If specified, show if the consensus taxonomy is consistent with the real hierarchical taxonomy. In this case, a 1 indicates that all subtaxa are contained within each parent taxa. For example, the genus assigned is within the family assigned.

--make_plot

If specified, run R script to make plot of classified taxa. The plot compares how many OTUs were classifies at each rank for RDP, SINTAX, BLAST, and CONSTAX.

--check

If specified, runs checks but stops before training or classifying.

--mem

Memory available to use for RDP, in MB. 32000MB recommended for UNITE, 128000MB for SILVA. This is necessary for training the referenced databases.

--sintax_path

Path to USEARCH/VSEARCH executable for SINTAX classification. Can also be vsearch if already on path.

--utax_path

Path to USEARCH executable for UTAX classification.

--rdp_path

Path to RDP classifier.jar file, or classifier if on path from RDPTools conda install.

--constax_path

Path to CONSTAX scripts.

--pathfile

File with paths to SINTAX, UTAX, RDP, and CONSTAX executables. This useful in your local CONSTAX installation, please the tutorial for how to set a pathifile up in your system.

--isolates

FASTA formatted file of isolates to use BLAST against.

--isolates_query_coverage

Threshold of sequence query coverage to report isolate matches, in percent.

--isolates_percent_identity

Threshold of aligned sequence percent identity to report isolate matches.

--high_level_db

FASTA database file of representative sequences for assignment of high level taxonomy. For this option you can use the SILVA NR99 database for SSU/16S/18S sequences or the the UNITE database for Eukaryotic ITS/28S sequences. This option is useful to match your OTUs representative sequences to a reference using a lower cutoff so you can identify for example, which sequences are Fungi and which ones are not.

--high_level_query_coverage

Threshold of sequence query coverage to report high-level taxonomy matches, in percent.

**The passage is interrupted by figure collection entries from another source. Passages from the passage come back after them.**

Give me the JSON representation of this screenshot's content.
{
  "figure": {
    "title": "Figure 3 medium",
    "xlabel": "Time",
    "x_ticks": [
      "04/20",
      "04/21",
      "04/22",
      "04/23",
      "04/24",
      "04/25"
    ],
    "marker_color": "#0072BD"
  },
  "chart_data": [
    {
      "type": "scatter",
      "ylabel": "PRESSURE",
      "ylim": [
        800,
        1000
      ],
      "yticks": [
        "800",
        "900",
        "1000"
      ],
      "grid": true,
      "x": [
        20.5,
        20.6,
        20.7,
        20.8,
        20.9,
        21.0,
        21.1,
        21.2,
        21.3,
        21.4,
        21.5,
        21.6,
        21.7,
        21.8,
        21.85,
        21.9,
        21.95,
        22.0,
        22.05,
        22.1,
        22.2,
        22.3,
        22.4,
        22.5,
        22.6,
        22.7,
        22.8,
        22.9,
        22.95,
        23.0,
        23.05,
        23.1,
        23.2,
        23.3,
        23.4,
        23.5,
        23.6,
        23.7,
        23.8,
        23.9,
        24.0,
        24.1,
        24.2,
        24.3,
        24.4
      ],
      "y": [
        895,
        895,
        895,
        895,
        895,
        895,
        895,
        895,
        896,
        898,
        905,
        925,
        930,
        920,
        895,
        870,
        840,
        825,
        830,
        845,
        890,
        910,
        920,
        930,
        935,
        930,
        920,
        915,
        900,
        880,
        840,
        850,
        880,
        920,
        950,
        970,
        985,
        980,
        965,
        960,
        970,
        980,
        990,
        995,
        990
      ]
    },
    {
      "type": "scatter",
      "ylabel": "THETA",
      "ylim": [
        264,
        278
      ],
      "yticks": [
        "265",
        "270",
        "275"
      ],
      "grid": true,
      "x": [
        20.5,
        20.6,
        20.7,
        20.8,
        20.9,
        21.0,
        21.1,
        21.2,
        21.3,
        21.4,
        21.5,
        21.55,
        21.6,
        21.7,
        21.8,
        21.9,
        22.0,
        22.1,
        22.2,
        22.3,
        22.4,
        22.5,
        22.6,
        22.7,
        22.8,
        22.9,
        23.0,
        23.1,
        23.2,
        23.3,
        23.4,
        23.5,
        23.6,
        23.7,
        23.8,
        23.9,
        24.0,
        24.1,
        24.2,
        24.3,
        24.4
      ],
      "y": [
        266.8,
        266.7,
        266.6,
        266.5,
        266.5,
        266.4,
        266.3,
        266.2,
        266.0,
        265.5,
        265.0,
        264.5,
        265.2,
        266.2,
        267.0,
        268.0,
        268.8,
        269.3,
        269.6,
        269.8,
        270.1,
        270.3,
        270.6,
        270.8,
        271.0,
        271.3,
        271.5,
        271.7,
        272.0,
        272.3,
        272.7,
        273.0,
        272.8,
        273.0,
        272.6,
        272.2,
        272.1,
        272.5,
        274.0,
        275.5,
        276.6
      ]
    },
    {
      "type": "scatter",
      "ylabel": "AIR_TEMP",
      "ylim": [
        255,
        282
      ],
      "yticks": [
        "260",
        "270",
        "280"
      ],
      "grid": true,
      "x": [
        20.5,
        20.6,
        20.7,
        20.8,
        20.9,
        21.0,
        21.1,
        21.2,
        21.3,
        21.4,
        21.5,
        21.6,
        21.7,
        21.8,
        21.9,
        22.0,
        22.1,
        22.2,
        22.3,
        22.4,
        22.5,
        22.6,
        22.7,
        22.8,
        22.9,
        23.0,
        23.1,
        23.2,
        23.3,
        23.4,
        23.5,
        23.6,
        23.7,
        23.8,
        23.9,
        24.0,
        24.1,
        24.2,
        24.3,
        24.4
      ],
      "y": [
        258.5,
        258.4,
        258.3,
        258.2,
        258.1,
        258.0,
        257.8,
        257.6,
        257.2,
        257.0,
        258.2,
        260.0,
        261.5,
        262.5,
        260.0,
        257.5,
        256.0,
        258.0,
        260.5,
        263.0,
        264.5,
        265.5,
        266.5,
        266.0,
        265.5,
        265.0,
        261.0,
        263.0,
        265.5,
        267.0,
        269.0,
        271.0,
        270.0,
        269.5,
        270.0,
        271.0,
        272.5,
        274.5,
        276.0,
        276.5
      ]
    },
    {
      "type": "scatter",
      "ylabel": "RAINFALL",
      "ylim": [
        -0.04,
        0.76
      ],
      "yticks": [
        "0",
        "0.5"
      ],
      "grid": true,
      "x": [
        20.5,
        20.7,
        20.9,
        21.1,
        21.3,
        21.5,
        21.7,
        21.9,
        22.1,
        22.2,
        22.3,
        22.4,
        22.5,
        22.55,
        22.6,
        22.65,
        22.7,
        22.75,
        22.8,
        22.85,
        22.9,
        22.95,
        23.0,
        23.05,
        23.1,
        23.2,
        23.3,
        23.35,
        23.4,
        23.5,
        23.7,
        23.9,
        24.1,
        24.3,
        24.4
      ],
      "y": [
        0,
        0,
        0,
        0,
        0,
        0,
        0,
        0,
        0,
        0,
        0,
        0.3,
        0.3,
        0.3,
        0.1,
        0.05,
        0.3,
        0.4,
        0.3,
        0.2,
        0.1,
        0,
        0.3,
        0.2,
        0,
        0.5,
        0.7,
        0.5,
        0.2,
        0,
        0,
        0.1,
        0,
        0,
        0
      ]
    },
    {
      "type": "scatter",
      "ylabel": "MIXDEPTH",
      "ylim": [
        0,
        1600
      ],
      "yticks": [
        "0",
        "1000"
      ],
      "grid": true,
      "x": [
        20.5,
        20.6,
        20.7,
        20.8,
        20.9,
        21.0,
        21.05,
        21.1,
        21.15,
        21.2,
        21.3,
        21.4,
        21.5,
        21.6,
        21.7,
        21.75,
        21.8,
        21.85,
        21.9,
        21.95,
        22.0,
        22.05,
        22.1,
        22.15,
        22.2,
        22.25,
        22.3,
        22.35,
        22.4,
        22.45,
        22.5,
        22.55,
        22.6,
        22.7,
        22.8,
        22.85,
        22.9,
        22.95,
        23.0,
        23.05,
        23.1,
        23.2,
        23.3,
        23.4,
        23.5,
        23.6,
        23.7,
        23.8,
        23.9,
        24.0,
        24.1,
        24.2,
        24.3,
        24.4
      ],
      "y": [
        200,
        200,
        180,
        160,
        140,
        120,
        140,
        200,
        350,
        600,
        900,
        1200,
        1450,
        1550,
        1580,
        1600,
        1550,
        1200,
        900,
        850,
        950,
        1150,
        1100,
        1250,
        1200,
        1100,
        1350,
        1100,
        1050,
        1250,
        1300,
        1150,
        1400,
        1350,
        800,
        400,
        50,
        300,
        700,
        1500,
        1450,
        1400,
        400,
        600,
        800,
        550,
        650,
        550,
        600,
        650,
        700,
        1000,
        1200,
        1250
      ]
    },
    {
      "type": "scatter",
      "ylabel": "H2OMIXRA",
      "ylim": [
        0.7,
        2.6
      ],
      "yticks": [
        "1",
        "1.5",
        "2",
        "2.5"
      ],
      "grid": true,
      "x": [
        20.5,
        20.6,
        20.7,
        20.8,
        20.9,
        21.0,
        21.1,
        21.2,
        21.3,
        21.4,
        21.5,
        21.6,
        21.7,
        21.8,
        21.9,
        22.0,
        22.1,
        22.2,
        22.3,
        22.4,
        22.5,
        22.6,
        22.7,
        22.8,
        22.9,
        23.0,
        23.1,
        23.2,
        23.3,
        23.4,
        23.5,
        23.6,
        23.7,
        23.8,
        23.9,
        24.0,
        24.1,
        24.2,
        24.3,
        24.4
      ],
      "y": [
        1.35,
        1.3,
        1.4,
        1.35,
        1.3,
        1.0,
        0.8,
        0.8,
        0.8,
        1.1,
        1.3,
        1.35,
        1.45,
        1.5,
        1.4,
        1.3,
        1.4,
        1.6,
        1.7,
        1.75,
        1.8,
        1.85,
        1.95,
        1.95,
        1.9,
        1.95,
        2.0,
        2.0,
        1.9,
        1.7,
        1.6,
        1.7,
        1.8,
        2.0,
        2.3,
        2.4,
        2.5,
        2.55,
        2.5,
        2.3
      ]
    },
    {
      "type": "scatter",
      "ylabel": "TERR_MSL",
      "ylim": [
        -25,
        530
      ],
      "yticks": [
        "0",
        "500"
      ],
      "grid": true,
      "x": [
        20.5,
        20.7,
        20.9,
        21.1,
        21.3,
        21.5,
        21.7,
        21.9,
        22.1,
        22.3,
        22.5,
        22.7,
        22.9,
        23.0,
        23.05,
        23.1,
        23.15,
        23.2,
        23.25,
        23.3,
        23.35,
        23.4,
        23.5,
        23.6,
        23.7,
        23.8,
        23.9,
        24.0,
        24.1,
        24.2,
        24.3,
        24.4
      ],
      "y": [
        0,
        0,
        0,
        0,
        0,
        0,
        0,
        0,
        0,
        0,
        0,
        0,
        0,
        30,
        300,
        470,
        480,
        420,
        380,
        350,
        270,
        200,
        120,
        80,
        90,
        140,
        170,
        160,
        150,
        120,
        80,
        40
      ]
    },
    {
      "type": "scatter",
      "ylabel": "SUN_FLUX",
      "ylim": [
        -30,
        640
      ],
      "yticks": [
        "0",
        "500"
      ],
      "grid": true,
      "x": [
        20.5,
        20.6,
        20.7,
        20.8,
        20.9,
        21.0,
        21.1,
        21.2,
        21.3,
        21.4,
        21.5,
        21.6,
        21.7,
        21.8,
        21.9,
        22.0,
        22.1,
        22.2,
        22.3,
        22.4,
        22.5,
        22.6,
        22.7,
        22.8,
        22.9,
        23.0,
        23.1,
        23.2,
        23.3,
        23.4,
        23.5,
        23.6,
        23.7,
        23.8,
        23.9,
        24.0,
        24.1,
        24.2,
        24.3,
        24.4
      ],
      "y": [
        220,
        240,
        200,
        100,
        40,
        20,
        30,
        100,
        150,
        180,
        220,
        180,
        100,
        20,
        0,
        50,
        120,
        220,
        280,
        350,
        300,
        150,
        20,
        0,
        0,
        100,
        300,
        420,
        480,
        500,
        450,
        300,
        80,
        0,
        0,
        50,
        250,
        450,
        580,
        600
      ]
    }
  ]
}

--high_level_percent_identity

Threshold of aligned sequence percent identity to report high-level taxonomy matches.

--combine_only

If specified, only reruns combine taxonomy without rerunning classifiers. Allows for changing parameters including: -c, --conf, -e, --evalue, -p, --p_iden, -s, --conservative, --isolates_query_coverage, --isolates_percent_identity, --high_level_query_coverage, and high_level_percent_identity.